Es war gegen elf Uhr abends, als sie das englische Hotel am Hafen in Maskat erreichten, in dem sie abgestiegen waren. Liegt doch das ganze Geschäftsleben in Oman in den Händen der vielseitigen Herren Briten, die den Sultan des Landes völlig beherrschen und dafür sorgen, daß ja keine andere Nation hier Handelsbeziehungen anknüpft.

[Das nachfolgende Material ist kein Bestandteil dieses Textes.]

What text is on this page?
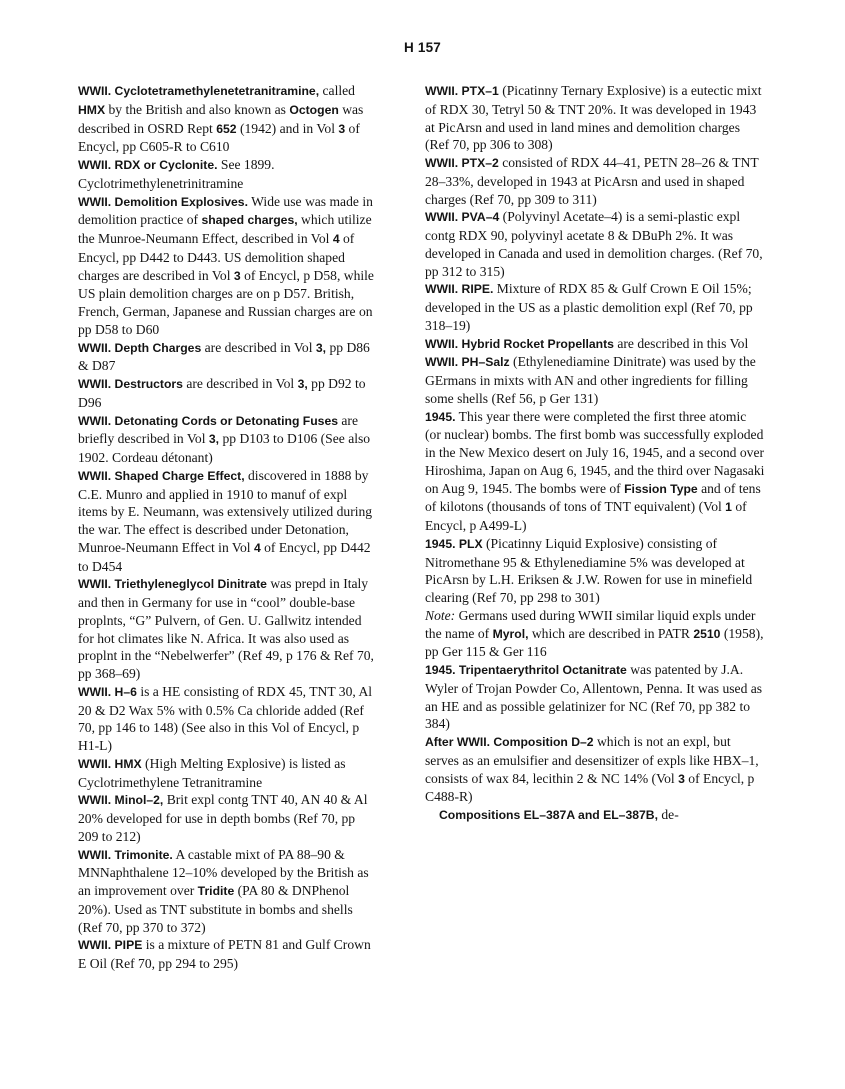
H 157

WWII. Cyclotetramethylenetetranitramine, called HMX by the British and also known as Octogen was described in OSRD Rept 652 (1942) and in Vol 3 of Encycl, pp C605-R to C610

WWII. RDX or Cyclonite. See 1899. Cyclotrimethylenetrinitramine

WWII. Demolition Explosives. Wide use was made in demolition practice of shaped charges, which utilize the Munroe-Neumann Effect, described in Vol 4 of Encycl, pp D442 to D443. US demolition shaped charges are described in Vol 3 of Encycl, p D58, while US plain demolition charges are on p D57. British, French, German, Japanese and Russian charges are on pp D58 to D60

WWII. Depth Charges are described in Vol 3, pp D86 & D87

WWII. Destructors are described in Vol 3, pp D92 to D96

WWII. Detonating Cords or Detonating Fuses are briefly described in Vol 3, pp D103 to D106 (See also 1902. Cordeau détonant)

WWII. Shaped Charge Effect, discovered in 1888 by C.E. Munro and applied in 1910 to manuf of expl items by E. Neumann, was extensively utilized during the war. The effect is described under Detonation, Munroe-Neumann Effect in Vol 4 of Encycl, pp D442 to D454

WWII. Triethyleneglycol Dinitrate was prepd in Italy and then in Germany for use in “cool” double-base proplnts, “G” Pulvern, of Gen. U. Gallwitz intended for hot climates like N. Africa. It was also used as proplnt in the “Nebelwerfer” (Ref 49, p 176 & Ref 70, pp 368–69)

WWII. H–6 is a HE consisting of RDX 45, TNT 30, Al 20 & D2 Wax 5% with 0.5% Ca chloride added (Ref 70, pp 146 to 148) (See also in this Vol of Encycl, p H1-L)

WWII. HMX (High Melting Explosive) is listed as Cyclotrimethylene Tetranitramine

WWII. Minol–2, Brit expl contg TNT 40, AN 40 & Al 20% developed for use in depth bombs (Ref 70, pp 209 to 212)

WWII. Trimonite. A castable mixt of PA 88–90 & MNNaphthalene 12–10% developed by the British as an improvement over Tridite (PA 80 & DNPhenol 20%). Used as TNT substitute in bombs and shells (Ref 70, pp 370 to 372)

WWII. PIPE is a mixture of PETN 81 and Gulf Crown E Oil (Ref 70, pp 294 to 295)

WWII. PTX–1 (Picatinny Ternary Explosive) is a eutectic mixt of RDX 30, Tetryl 50 & TNT 20%. It was developed in 1943 at PicArsn and used in land mines and demolition charges (Ref 70, pp 306 to 308)

WWII. PTX–2 consisted of RDX 44–41, PETN 28–26 & TNT 28–33%, developed in 1943 at PicArsn and used in shaped charges (Ref 70, pp 309 to 311)

WWII. PVA–4 (Polyvinyl Acetate–4) is a semi-plastic expl contg RDX 90, polyvinyl acetate 8 & DBuPh 2%. It was developed in Canada and used in demolition charges. (Ref 70, pp 312 to 315)

WWII. RIPE. Mixture of RDX 85 & Gulf Crown E Oil 15%; developed in the US as a plastic demolition expl (Ref 70, pp 318–19)

WWII. Hybrid Rocket Propellants are described in this Vol

WWII. PH–Salz (Ethylenediamine Dinitrate) was used by the GErmans in mixts with AN and other ingredients for filling some shells (Ref 56, p Ger 131)

1945. This year there were completed the first three atomic (or nuclear) bombs. The first bomb was successfully exploded in the New Mexico desert on July 16, 1945, and a second over Hiroshima, Japan on Aug 6, 1945, and the third over Nagasaki on Aug 9, 1945. The bombs were of Fission Type and of tens of kilotons (thousands of tons of TNT equivalent) (Vol 1 of Encycl, p A499-L)

1945. PLX (Picatinny Liquid Explosive) consisting of Nitromethane 95 & Ethylenediamine 5% was developed at PicArsn by L.H. Eriksen & J.W. Rowen for use in minefield clearing (Ref 70, pp 298 to 301)

Note: Germans used during WWII similar liquid expls under the name of Myrol, which are described in PATR 2510 (1958), pp Ger 115 & Ger 116

1945. Tripentaerythritol Octanitrate was patented by J.A. Wyler of Trojan Powder Co, Allentown, Penna. It was used as an HE and as possible gelatinizer for NC (Ref 70, pp 382 to 384)

After WWII. Composition D–2 which is not an expl, but serves as an emulsifier and desensitizer of expls like HBX–1, consists of wax 84, lecithin 2 & NC 14% (Vol 3 of Encycl, p C488-R)

Compositions EL–387A and EL–387B, de-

Während die Gefährten noch auf dem Zimmer des Ingenieurs ein verspätetes Nachtmahl einnahmen, erschienen bei ihnen drei farbige Polizisten der Hafenwache, zeigten einen regelrecht ausgefertigten Haftbefehl … wegen Ermordung eines Eingeborenen, des Einsiedlers Kir Bali vor, und nahmen die Opfer englischer Heimtücke auch sofort mit nach dem Polizeigefängnis, wo die drei angeblichen Mörder alsbald genau durchsucht wurden.

Zum Glück hatte aber Ring in Voraussicht ähnlicher Zwischenfälle das Gold und auch das Lederdokument des Wahhabiten, auf dem eine Zeichnung in roter und blauer Farbe deutlich sichtbar gewesen war, als der Ingenieur die Rolle geglättet hatte, auf dem Heimwege unweit der Stadt unter einer Dattelpalme eingescharrt, so daß dieser niederträchtige Anschlag Shlooks ganz erfolglos blieb. Das, was der Engländer wohl jetzt bei einem der Deutschen vermutet hatte und worauf sein ganzes Sinnen und Trachten stand, war nicht zu finden.

Nach vier Tagen erst ließ man die Deutschen wieder frei, indem man ihnen jedoch nahelegte, das Land ungesäumt zu verlassen.

Im Hafen von Maskat lag gerade ein kleiner Frachtdampfer, dessen Kapitän, einen Schweden, Ring sehr gut kannte. Der nahm die drei an Bord seines „Kung Christian“ auf und … setzte sie zwei Tage darauf bei anbrechender Dunkelheit westlich von Maskat bei einem kleinen Dorfe an der Küste wieder an das Land. Hier erhielt Ring von dem Dorfältesten für teures Geld noch

Empfohlene Zitierweise:
W. Belka: Das Rätsel des Dschebel el Dachali. Verlag moderner Lektüre G.m.b.H., Berlin 1916, Seite 10. Digitale Volltext-Ausgabe bei Wikisource, URL: https://de.wikisource.org/w/index.php?title=Seite:Das_R%C3%A4tsel_des_Dschebel_el_Dachali.pdf/11&oldid=- (Version vom 31.7.2018)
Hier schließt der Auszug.